The Shia nationalist cleric Muqtada al-Sadr suspended the activities of his powerful Mehdi Army militia for six months yesterday after clashes in the holy city of Kerbala killed 52 people and forced hundreds of thousands of pilgrims to flee.
His spokesman, Sheikh Hazim al-Araji, said in a statement on state television that the aim was to "rehabilitate" the militia, which is currently divided into factions. Significantly, Mr Araji said that the Mehdi Army will no longer make attacks on US and other coalition forces. This may ease the pressure on British troops in Basra, who have come under repeated attack from the Mehdi Army.
The surprise move by Mr Sadr eases fears that escalating battles between Shia militias were turning into an intra-Shia civil war. The Mehdi Army has been battling police and security forces in Kerbala that are largely manned by the Badr Organisation, the military wing of the Supreme Islamic Iraqi Council (SIIC).
In the hours before Mr Sadr's statement there were widespread attacks on SIIC offices in Baghdad and Shia cities in southern Iraq by Mehdi Army militiamen. They accused the SIIC of being behind attacks on pilgrims who were shouting Sadrist slogans. Another spokesman for Mr Sadr, Ahmed al-Shaibani, denied the Mehdi Army was involved in the Kerbala battles.
Mr Sadr has long blamed factions of the Mehdi Army outside his control for attacking Sunni civilians and Iraqi government forces. Nevertheless his decision to stand down his militia shows he does not want a confrontation with the SIIC and the US at this time. He is also in effect blaming his own militiamen for the fierce gun battles in Kerbala that erupted on Monday as a million or more Shia pilgrims poured into the city to celebrate the birth of Imam al-Mahdi, the last of the 12 Shia imams, in the 9th century. The pilgrimage, along with other ritual events, has normally been a show of unity and strength by the Shia community.
Confusion still surrounds the cause of the fighting, which began as government security forces tried to police the vast numbers of pilgrims trying to visit the shrines of Imam Hussein and Imam Abbas, the founding martyrs of the Shia faith who were killed in the battle of Kerbala in 680. Devout Shia believe that the Imam al-Mahdi will return to earth to overthrow all tyrants and establish justice in the world.
Tight security was in place because of the fear of suicide bombers from al-Qa'ida in Iraq.

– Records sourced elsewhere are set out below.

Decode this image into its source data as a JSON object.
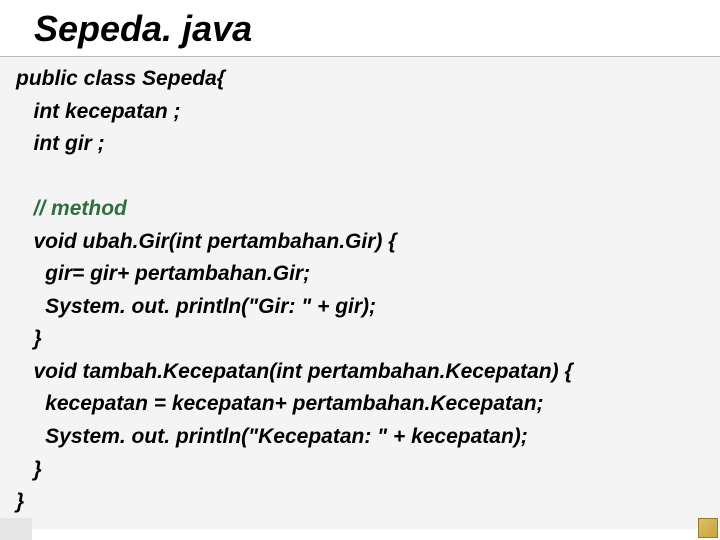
{
  "title": "Sepeda. java",
  "code": {
    "l1": "public class Sepeda{",
    "l2": "   int kecepatan ;",
    "l3": "   int gir ;",
    "blank1": "",
    "l4": "   ",
    "comment": "// method",
    "l5": "   void ubah.Gir(int pertambahan.Gir) {",
    "l6": "     gir= gir+ pertambahan.Gir;",
    "l7": "     System. out. println(\"Gir: \" + gir);",
    "l8": "   }",
    "l9": "   void tambah.Kecepatan(int pertambahan.Kecepatan) {",
    "l10": "     kecepatan = kecepatan+ pertambahan.Kecepatan;",
    "l11": "     System. out. println(\"Kecepatan: \" + kecepatan);",
    "l12": "   }",
    "l13": "}"
  }
}
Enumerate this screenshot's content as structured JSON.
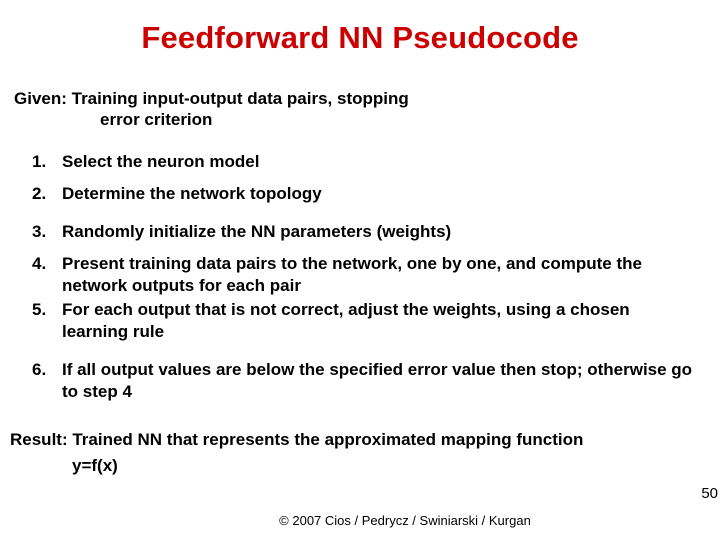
{
  "title": "Feedforward NN Pseudocode",
  "given": {
    "line1": "Given: Training input-output data pairs, stopping",
    "line2": "error criterion"
  },
  "steps": [
    {
      "n": "1.",
      "t": "Select the neuron model"
    },
    {
      "n": "2.",
      "t": "Determine the network topology"
    },
    {
      "n": "3.",
      "t": "Randomly initialize the NN parameters (weights)"
    },
    {
      "n": "4.",
      "t": "Present training data pairs to the network, one by one, and compute the network outputs for each pair"
    },
    {
      "n": "5.",
      "t": "For each output that is not correct, adjust the weights, using a chosen learning rule"
    },
    {
      "n": "6.",
      "t": "If all output values are below the specified error value then stop; otherwise go to step 4"
    }
  ],
  "result": {
    "line1": "Result: Trained NN that represents the approximated mapping function",
    "line2": "y=f(x)"
  },
  "copyright": "© 2007 Cios / Pedrycz / Swiniarski / Kurgan",
  "pagenum": "50"
}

The police in Kerbala largely owe allegiance to the SIIC and are accused of shooting at pro-Sadrist pilgrims, who would have been accompanied by Sadrist or Mehdi Army militiamen for their own protection while marching to Kerbala. Security officials say that it was the Mehdi Army that opened fire on government security forces. Hours before Mr Sadr's statement, an al-Arabiya television correspondent said that there were still many Mehdi Army militiamen deploying in the centre of Kerbala waving their guns in the air.
Earlier, angry crowds had surged through the city streets attacking police and mosque guards and setting fire to two ambulances. Three small hotels were also set ablaze. Militiamen fired automatic rifles, rocket-propelled grenades and mortars. Many pilgrims were trapped inside the shrines.
The Iraqi Prime Minister, Nouri al-Maliki, had rushed to Kerbala earlier to meet local officials and arrange for pilgrims to get out of the city. He blamed "outlawed armed criminal gangs from the remnants of the buried Saddam regime" for the fighting and sacked Major-General Salih al-Maliki, the head of the Kerbala command centre.
The statement from Mr Sadr said: "We declare the freezing [of all action by] the Mehdi Army without exception in order to rehabilitate it in a way that will safeguard its ideological image within a maximum period of six months, starting from the day this statement is issued." It is not clear what rehabilitation will mean, but presumably Mr Sadr will seek to purge the militia of officers he does not control.
In Baghdad, meanwhile, US forces have released eight Iranians, including two diplomats, who were arrested, blindfolded and handcuffed in the Sheraton hotel because their bodyguards were carrying unauthorised weapons. The Iranians were were there as part of a delegation holding talks on building a power plant.